Greg oversaw NIKE’s brand communications and experiences as NIKE was solidifying its position as one of the preeminent brand storytellers of the modern era and the leading innovator in digital and physical brand experiences. His role in the rise of marketing and design through that period was recognized in 2015 when Fast Company named him one of the Most Creative People in Business. He’s also been recognized for his transformative leadership in the industry through the Business Insider’s 50 Most Innovative CMO’s and AdAge’s Power Players annual lists.
For over two decades, he was a major strategic and creative influence for Nike at every major global sporting event, for the launches of NIKE’s signature products and innovations, and for the building of the brands of its athletes.
Through his leadership, Nike drove themes of equality, sustainability, and empowerment through sport in some of its most significant brand communications.

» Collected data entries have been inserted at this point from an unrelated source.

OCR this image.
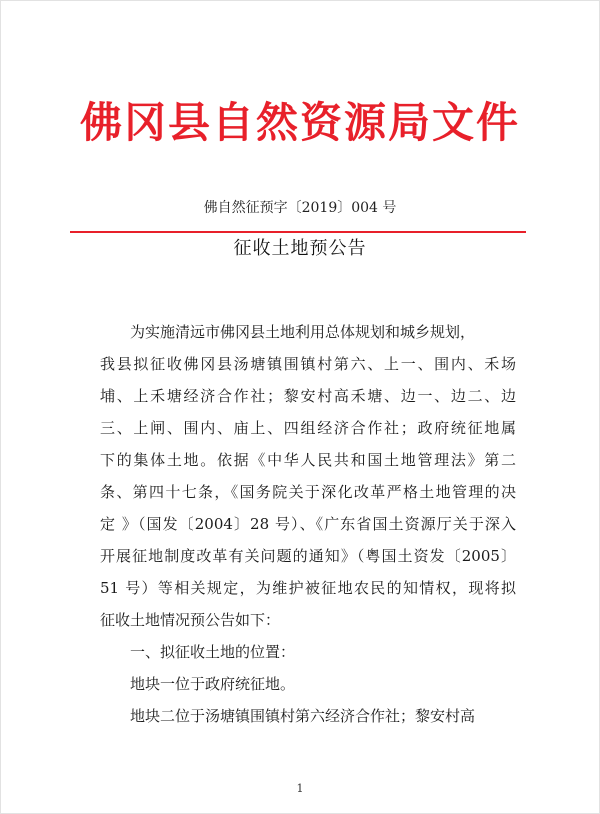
佛冈县自然资源局文件
佛自然征预字〔2019〕004 号
征收土地预公告
为实施清远市佛冈县土地利用总体规划和城乡规划，
我县拟征收佛冈县汤塘镇围镇村第六、上一、围内、禾场
埔、上禾塘经济合作社；黎安村高禾塘、边一、边二、边
三、上闸、围内、庙上、四组经济合作社；政府统征地属
下的集体土地。依据《中华人民共和国土地管理法》第二
条、第四十七条，《国务院关于深化改革严格土地管理的决
定 》（国发〔2004〕28 号）、《广东省国土资源厅关于深入
开展征地制度改革有关问题的通知》（粤国土资发〔2005〕
51 号）等相关规定，为维护被征地农民的知情权，现将拟
征收土地情况预公告如下：
一、拟征收土地的位置：
地块一位于政府统征地。
地块二位于汤塘镇围镇村第六经济合作社；黎安村高
1
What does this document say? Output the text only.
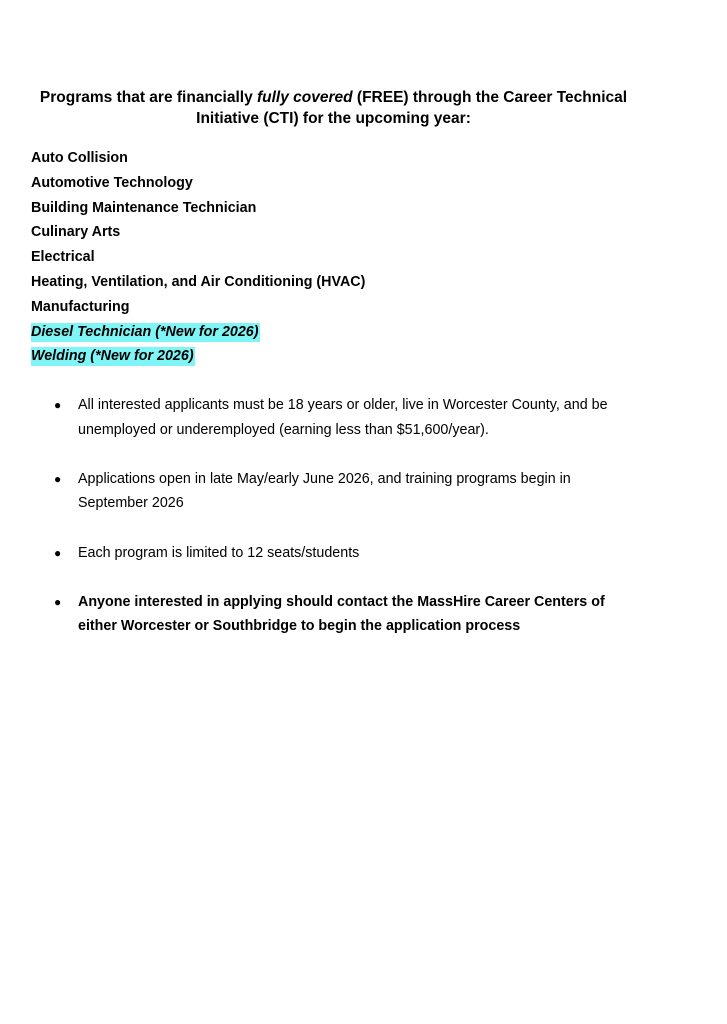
Programs that are financially fully covered (FREE) through the Career Technical Initiative (CTI) for the upcoming year:
Auto Collision
Automotive Technology
Building Maintenance Technician
Culinary Arts
Electrical
Heating, Ventilation, and Air Conditioning (HVAC)
Manufacturing
Diesel Technician (*New for 2026)
Welding (*New for 2026)
● All interested applicants must be 18 years or older, live in Worcester County, and be unemployed or underemployed (earning less than $51,600/year).
● Applications open in late May/early June 2026, and training programs begin in September 2026
● Each program is limited to 12 seats/students
● Anyone interested in applying should contact the MassHire Career Centers of either Worcester or Southbridge to begin the application process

That work was, in part, driven by his role on the Advisory Board of the NIKE Black Employee Network and as a member of the NIKE Foundation Board of Directors.
Today as founder and principal of Modern Arena, Greg advises Fortune 1000 brands, startups, and nonprofits in creating brand strength, business growth, and social impact. He sits on the advisory boards of the brands Shred Adventures and AO-Air and is a board member for Summit Impact, the philanthropic arm of Summit Series.
In addition, he is the Branding instructor at the University of Oregon's Lundquist College of Business and the Innovation Chair of the Board of Trustees for the Minneapolis College of Art and Design. In 2022, Greg brings all of his brand experience to the world through his new book Emotion by Design: Creative Leadership Lessons From a Life at Nike.
Felecia Hatcher: Moments of enchantment
Often it’s the little things, and not the flashy technology or slick user interface that make a product or experience memorable. The handwritten note from customer service, or the humorous quote that pops up as you’re waiting for a screen to load. Our guest today, Felecia Hatcher, calls these “moments of enchantment,” and she advocates for more opportunities for a human touch, as artificial intelligence and machine learning push us in the opposite direction.
Felecia is the CEO of Black Ambition, an organization founded by Pharrell Williams that works towards closing the opportunity and wealth gap through entrepreneurship. Prior to her current role, she was Chief Popsicle and co-owner of Feverish Ice Cream, and was Co-Founder & Executive Director of the Center for Black Innovation.
In our conversation, we talk about the perpetual growth and achievement across her career, what she learned bootstrapping her ice cream business from her parent’s backyard to Fortune 500 clients, and how her entrepreneurial experiences shape the way she advises and mentors students and entrepreneurs.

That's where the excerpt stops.